User-defined Buyer Groups

Exhibit 7.7   Buyer groups based on heaviness of buying for Lipton tea.

A common approach to crafting buyers groups is in terms of specific behaviour characteristics of the households. There is great flexibility in how these groups may be defined. For example:

  • In terms of what they buy: e.g. buy coffee, or buy Nescafe, or buy body wash but not Lux body wash, or buy milk and cheese.
  • Where they buy: e.g. shop at Carrefour, or shop at Walmart but not Tesco, or buy Pantene shampoo at Tesco.
  • How much they buy or how often they buy: e.g. buy more than 5L of Coca-Cola, or buy Nescafe at least 5 times at Carrefour, or loyalty for Heinz ketchup is greater than 50%, or heavy buyers of Pepsi.

Most of the analysis described in this chapter are essentially special types of buyer group analysis. For instance, a brand’s basket analysis is an analysis of transactions by the brand’s buyers, i.e., the buyer group is brand buyers. Similarly, the analysis of consumption, described in the previous section, represents the volume or value per buyer. In this case, the brand’s buyers form the buyer group, where as for the overlap analysis, the buyer group composes of the buyers of a set of brands.

Buyer groups based on heaviness of buying (i.e. volume per buyer) are usually segregated into 3 roughly equal groups — Heavy, Medium and Light. Exhibit 7.7 provides a fictitious example for Lipton tea, where heavy buyers who comprise 35% of Lipton’s buyer base, contribute 80% of the brand’s volume. On the other hand light buyers who also comprise 35% of brand’s buyers, contribute merely 5% of the brand’s volume.

Once the groups are configured, analysts drill into them in an effort to identify market opportunities. For instance, for the Lipton tea data, while examining the basket of purchases of heavy buyers within hot beverages as a whole, it was found that these were predominantly tea drinkers, with Lipton accounting for 64% of their total hot beverage basket. The medium buyers on the other hand were predominantly coffee drinkers, with coffee accounting for 78% of their total basket.

In contrast the 35% light buyers were quite loyal to Lipton. The reason they contributed only 5% to Lipton’s volume was because they were light consumers of hot beverage. The brand’s manager might consider different approaches to induce these consumers to consume more Lipton tea.

Before progressing tactics and strategies to exploit the perceived opportunity, the brand manager would need answers to a number of related questions. For instance, what might be the reasons why light consumers consume less hot beverage? Are they small households? Do they consume more out of home? What is the contribution of hot beverage to their share of throat? Most of these questions can be answered by drilling further to obtain relevant details such as demographic profile and beverage consumption habits (beverage basket of purchases).

A tactical plan however, is not always easy to execute with consumer panel data.
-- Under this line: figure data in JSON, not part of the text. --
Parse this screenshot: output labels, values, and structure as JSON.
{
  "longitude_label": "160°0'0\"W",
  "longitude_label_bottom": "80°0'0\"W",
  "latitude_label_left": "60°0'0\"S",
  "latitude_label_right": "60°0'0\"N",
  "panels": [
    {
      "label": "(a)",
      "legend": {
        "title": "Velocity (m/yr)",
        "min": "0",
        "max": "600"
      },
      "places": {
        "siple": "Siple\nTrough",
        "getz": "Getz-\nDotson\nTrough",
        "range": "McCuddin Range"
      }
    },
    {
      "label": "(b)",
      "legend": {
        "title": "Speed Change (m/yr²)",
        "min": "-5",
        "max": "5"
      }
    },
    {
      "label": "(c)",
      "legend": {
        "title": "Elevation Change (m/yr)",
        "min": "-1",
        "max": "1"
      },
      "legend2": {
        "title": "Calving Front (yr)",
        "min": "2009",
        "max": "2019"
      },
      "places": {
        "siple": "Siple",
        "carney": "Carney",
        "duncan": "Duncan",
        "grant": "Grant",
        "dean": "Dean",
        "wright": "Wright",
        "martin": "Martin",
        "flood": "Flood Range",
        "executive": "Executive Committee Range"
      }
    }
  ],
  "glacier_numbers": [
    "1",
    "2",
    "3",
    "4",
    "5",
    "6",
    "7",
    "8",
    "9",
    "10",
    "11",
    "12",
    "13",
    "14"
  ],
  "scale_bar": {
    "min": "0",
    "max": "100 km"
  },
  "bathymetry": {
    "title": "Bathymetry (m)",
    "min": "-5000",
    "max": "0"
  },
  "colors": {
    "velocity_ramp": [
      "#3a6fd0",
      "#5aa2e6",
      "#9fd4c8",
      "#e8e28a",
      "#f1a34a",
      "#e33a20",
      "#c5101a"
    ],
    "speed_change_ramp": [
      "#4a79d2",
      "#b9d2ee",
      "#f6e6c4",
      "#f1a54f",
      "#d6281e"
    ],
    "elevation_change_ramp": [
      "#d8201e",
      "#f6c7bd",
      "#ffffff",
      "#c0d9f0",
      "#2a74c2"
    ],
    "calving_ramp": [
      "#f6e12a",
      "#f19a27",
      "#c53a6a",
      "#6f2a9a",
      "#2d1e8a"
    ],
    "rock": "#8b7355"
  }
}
How for instance do you engage with those consumers that have been identified as your target? In this example it might be via small packs, but often there are practical limitations.

With regard to tactics at a store level, big loyalty panels have an edge over consumer panels. Since they comprise a large proportion of the universe of store shoppers, they are better suited for executing tactical plans.